Boskin, chairman of the board committee that deals with environmental issues, survived a challenge by an investor group that included the California Public Employees' Retirement System, the largest US pension fund. Other holders said Boskin deserved support after the company's shares jumped 36 percent last year, the stock's biggest annual gain since 1980.

"We're very happy with how the company has performed," Harry Wickes, a retired dentist from Fort Worth, Texas, said in an interview. Wickes attended the meeting with his wife Violet, who has been a shareholder for 27 years. "They've been very good to the shareholders."

Exxon Mobil, based in Irving, Texas, was pressured by pension funds, religious groups and environmentalists in the weeks leading up to today's meeting. Critics included California Treasurer Bill Lockyer, the Episcopal Church, New York City Comptroller William Thompson and Greenpeace.

Boskin, a Stanford University economist and who led the White House Council of Economic Advisors from 1989 to 1993, received 93 percent support, down from 94.5 percent last year. Stanford is home to a global-warming research project to which Exxon has pledged $100 million.

Boskin, 61, was criticised by Calpers and more than two dozen other institutional managers representing more than $1 trillion in investment funds after he refused five invitations during the past 18 months to have face-to-face discussions on climate change. Boskin has been a director since 1996.

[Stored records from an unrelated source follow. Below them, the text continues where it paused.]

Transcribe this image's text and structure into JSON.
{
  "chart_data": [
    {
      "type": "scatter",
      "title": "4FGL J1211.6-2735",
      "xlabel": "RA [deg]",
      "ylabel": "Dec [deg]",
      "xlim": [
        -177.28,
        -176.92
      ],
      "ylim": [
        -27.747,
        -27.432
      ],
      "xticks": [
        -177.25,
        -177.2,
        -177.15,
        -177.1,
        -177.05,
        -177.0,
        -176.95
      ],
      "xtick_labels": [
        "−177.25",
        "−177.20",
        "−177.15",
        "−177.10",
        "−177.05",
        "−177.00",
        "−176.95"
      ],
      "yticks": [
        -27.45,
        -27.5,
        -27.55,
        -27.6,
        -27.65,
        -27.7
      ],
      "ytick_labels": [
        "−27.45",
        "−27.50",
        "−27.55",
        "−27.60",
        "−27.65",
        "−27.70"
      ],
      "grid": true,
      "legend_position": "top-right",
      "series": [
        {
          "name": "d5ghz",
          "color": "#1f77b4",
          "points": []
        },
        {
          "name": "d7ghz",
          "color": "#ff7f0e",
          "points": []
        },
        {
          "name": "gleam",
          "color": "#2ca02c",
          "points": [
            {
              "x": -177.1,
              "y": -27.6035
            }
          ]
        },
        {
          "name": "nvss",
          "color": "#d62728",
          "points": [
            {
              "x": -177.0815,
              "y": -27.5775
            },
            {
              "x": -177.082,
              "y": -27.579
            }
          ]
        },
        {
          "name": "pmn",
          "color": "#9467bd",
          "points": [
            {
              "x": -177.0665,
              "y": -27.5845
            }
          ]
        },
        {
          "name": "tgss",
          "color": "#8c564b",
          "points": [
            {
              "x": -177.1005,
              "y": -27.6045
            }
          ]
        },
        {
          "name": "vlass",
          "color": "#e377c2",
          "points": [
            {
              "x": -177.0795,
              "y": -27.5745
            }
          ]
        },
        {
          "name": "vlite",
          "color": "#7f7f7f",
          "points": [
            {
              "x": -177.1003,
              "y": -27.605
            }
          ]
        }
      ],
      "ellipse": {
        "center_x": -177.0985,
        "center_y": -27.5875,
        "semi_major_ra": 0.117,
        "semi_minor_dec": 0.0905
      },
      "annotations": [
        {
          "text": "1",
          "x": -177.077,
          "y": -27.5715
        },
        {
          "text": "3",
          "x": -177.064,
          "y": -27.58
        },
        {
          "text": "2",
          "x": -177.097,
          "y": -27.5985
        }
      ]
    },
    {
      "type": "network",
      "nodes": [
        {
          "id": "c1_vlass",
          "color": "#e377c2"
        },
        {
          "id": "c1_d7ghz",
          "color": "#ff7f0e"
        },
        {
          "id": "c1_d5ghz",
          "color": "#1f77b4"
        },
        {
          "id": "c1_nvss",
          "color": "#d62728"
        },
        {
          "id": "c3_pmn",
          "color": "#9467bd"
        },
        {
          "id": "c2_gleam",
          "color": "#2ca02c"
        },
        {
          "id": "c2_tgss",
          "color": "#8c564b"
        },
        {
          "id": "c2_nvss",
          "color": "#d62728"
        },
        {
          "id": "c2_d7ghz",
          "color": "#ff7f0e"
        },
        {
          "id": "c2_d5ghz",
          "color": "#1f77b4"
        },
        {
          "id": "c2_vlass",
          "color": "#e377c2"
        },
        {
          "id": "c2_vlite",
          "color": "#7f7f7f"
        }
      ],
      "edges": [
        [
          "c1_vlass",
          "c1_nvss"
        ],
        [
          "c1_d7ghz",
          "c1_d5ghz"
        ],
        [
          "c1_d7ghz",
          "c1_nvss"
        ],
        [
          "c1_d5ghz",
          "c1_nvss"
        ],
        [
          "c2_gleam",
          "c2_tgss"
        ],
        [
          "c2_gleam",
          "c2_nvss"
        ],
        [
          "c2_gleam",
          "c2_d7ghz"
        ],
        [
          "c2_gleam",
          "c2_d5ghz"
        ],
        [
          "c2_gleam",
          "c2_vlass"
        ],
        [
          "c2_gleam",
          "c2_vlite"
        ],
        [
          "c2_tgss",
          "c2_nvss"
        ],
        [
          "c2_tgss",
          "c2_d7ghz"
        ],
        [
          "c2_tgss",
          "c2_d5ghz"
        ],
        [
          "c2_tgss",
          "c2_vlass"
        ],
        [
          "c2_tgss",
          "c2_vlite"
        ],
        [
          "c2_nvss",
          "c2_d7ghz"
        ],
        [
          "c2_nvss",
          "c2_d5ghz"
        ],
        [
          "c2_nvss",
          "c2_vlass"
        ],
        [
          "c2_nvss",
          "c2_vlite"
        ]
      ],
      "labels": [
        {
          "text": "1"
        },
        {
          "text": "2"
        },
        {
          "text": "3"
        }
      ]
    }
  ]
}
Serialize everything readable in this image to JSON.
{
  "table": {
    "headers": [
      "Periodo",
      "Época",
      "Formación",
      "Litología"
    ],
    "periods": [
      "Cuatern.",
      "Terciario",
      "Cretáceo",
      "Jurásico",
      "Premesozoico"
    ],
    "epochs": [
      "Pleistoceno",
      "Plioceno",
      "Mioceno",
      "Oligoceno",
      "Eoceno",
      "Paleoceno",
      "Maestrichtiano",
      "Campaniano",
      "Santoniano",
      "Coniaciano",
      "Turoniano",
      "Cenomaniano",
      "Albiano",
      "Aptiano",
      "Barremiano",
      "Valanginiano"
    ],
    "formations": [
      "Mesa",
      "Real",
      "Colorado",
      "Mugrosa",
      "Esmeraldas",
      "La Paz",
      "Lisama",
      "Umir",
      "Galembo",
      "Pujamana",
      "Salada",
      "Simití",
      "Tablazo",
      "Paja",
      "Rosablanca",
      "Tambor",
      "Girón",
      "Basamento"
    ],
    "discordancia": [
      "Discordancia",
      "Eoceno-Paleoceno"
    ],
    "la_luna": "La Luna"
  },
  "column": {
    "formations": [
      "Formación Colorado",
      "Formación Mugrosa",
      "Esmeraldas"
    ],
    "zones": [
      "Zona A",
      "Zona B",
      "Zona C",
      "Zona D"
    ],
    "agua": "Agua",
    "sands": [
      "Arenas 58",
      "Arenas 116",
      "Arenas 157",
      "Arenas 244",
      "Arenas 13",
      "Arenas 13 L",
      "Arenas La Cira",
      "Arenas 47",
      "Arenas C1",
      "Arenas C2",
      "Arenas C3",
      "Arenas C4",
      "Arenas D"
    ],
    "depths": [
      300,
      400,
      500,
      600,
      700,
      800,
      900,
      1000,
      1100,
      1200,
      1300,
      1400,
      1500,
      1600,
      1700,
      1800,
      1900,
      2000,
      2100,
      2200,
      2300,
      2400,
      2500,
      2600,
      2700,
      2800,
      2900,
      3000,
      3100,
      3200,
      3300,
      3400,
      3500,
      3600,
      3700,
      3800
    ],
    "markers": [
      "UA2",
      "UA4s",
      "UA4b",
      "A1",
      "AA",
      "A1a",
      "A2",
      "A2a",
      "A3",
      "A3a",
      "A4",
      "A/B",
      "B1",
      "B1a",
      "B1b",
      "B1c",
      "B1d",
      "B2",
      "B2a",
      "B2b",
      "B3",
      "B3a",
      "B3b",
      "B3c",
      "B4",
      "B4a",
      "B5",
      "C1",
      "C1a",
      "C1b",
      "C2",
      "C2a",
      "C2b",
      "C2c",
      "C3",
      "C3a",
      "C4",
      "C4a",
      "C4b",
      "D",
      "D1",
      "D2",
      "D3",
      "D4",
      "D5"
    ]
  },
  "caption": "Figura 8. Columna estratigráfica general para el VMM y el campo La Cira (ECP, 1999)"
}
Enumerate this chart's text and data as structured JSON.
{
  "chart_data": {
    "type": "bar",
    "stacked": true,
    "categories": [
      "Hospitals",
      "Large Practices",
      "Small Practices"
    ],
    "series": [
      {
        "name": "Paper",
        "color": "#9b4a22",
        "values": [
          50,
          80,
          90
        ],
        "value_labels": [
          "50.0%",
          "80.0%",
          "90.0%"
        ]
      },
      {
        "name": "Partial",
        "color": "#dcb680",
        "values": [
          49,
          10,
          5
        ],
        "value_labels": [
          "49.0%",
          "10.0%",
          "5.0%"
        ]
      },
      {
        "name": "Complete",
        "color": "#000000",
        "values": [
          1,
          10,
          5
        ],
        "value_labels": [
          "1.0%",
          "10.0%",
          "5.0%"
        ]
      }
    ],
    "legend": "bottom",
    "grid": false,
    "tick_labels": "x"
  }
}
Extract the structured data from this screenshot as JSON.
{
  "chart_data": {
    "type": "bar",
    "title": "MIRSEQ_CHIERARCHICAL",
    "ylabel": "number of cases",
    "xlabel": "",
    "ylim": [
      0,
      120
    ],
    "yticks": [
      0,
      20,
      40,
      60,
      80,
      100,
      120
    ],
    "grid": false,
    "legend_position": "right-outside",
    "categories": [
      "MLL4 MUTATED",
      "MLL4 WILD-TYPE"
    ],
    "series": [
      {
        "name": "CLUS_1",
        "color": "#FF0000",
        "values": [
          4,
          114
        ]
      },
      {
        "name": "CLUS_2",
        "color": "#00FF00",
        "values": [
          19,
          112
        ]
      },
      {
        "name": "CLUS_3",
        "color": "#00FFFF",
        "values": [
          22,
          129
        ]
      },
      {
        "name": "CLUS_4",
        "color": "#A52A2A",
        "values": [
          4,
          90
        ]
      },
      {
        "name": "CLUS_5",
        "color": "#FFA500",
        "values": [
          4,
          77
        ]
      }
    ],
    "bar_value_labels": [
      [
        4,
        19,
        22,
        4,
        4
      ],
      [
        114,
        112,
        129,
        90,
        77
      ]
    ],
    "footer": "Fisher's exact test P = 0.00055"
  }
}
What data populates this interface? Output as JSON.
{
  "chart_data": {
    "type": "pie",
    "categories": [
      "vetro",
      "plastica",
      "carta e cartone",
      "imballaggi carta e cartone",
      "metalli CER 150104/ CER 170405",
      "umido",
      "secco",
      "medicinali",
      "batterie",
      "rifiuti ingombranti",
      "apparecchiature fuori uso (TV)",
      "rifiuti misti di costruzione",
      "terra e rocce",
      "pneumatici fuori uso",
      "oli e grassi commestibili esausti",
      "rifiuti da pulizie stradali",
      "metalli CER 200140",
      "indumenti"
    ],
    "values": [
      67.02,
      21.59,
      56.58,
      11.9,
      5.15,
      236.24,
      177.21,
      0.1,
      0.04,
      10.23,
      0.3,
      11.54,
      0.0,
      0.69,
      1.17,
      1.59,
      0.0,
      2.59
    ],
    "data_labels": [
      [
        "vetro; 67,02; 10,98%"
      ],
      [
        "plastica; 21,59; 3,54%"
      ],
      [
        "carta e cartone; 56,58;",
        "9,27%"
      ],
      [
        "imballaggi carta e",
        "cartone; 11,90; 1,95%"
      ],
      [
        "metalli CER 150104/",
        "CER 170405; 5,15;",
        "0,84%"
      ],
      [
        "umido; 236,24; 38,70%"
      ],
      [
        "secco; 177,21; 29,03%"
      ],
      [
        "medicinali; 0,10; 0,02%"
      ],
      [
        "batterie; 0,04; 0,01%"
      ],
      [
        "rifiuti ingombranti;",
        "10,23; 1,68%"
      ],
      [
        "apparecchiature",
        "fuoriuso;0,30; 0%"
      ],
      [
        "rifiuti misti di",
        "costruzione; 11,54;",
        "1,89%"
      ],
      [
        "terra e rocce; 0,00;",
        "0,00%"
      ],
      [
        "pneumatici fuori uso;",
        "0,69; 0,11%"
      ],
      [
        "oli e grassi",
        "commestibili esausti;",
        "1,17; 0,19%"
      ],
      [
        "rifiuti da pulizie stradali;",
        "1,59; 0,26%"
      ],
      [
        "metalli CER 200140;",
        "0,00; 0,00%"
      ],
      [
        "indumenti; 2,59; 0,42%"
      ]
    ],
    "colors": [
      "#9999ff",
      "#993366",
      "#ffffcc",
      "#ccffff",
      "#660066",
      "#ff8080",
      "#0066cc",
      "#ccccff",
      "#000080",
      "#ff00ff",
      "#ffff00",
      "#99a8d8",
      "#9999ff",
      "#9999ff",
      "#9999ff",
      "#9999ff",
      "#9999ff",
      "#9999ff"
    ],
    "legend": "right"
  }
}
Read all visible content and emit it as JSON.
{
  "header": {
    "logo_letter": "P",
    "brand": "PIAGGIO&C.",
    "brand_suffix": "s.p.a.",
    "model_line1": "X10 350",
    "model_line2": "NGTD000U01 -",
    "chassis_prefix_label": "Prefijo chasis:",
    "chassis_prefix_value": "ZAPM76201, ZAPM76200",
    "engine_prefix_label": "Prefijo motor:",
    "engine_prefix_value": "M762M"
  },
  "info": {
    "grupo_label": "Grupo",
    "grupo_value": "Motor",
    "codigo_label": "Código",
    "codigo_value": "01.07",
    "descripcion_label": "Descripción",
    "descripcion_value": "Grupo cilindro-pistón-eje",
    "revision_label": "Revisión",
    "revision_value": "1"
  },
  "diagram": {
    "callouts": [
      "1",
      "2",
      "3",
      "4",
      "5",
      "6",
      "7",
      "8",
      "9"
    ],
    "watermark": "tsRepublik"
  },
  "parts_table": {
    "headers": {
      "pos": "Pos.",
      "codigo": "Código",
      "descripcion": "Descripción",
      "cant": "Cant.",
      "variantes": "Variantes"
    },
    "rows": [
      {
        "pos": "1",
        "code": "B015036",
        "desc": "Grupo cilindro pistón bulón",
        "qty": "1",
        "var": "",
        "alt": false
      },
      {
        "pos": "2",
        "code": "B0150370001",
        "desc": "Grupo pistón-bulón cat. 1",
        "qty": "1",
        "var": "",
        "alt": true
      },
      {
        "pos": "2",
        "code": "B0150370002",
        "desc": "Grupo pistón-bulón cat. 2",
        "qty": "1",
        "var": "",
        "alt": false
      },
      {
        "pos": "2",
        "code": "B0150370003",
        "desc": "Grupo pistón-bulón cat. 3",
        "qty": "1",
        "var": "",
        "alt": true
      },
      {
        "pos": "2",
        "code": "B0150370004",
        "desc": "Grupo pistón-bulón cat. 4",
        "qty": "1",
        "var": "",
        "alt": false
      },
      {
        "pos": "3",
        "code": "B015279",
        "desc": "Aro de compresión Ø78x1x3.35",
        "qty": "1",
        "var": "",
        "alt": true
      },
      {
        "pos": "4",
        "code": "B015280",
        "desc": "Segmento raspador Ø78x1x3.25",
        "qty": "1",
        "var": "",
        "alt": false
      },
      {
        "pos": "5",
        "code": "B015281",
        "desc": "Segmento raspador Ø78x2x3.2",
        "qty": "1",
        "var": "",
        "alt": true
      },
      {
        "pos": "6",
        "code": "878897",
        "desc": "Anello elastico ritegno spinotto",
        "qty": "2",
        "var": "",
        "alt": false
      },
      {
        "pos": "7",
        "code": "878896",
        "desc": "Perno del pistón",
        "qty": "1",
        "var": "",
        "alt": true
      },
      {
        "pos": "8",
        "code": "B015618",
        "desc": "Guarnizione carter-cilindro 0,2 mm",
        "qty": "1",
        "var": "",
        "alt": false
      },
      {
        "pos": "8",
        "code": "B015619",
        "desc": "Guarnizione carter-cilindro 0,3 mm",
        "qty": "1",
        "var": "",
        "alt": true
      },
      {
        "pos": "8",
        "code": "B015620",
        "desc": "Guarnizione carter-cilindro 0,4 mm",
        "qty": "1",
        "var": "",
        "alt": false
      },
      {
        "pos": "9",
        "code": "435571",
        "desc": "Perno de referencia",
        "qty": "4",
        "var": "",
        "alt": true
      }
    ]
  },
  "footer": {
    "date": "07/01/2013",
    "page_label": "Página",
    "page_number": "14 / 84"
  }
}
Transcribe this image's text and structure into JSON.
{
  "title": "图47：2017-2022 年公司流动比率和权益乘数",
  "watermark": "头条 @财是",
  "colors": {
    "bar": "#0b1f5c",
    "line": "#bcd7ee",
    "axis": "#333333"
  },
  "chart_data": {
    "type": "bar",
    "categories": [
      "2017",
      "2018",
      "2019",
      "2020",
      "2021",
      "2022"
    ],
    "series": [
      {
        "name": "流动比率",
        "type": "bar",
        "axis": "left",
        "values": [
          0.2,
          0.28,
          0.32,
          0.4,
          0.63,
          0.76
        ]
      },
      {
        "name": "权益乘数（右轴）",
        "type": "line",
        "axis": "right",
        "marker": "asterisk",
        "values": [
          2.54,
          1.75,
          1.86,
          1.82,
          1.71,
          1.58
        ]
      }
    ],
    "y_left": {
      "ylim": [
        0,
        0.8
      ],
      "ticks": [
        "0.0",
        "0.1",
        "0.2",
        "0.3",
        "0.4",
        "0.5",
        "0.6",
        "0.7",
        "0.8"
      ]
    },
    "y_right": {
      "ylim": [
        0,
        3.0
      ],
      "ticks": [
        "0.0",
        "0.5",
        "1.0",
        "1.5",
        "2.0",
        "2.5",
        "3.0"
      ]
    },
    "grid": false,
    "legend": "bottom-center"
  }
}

"I don't understand the arrogance of not wanting to talk to people, particularly large investors," Lockyer, a Calpers board member, said in a telephone interview. "At some point, oil companies that fail to plan for a non-oil world are going to become dinosaurs. This is a strategy to die."

Exxon Mobil said Boskin arranged a day-long meeting in July 2006 between 19 representatives of the investors and three Exxon vice-presidents to discuss the issue. Another meeting is planned for later this year, company spokesman Gantt Walton said yesterday.

"Dr. Boskin has communicated with these particular shareholders four different times," Kenneth Cohen, who oversees Exxon Mobil's contributions to public-policy groups, said today in an interview in Dallas. "Because these issues are so important, he did it in writing."

About 35 environmental activists gathered across the street from the meeting at the Morton H. Meyerson Symphony Center in Dallas, holding a banner that said, "Protect the people, protect the planet." Exxon Mobil discontinued the practice of distributing donuts to protesters after the 2005 annual meeting. The protest ended after 45 minutes when a thunderstorm erupted.

The company's stock increased 47 percent since Tillerson, 55, became CEO in January 2006. Exxon Mobil earned $39.5 billion in profit last year, a record for any US corporation. The company's 2006 sales of $335 billion exceeded the gross national products of countries including Norway, South Africa and Ireland.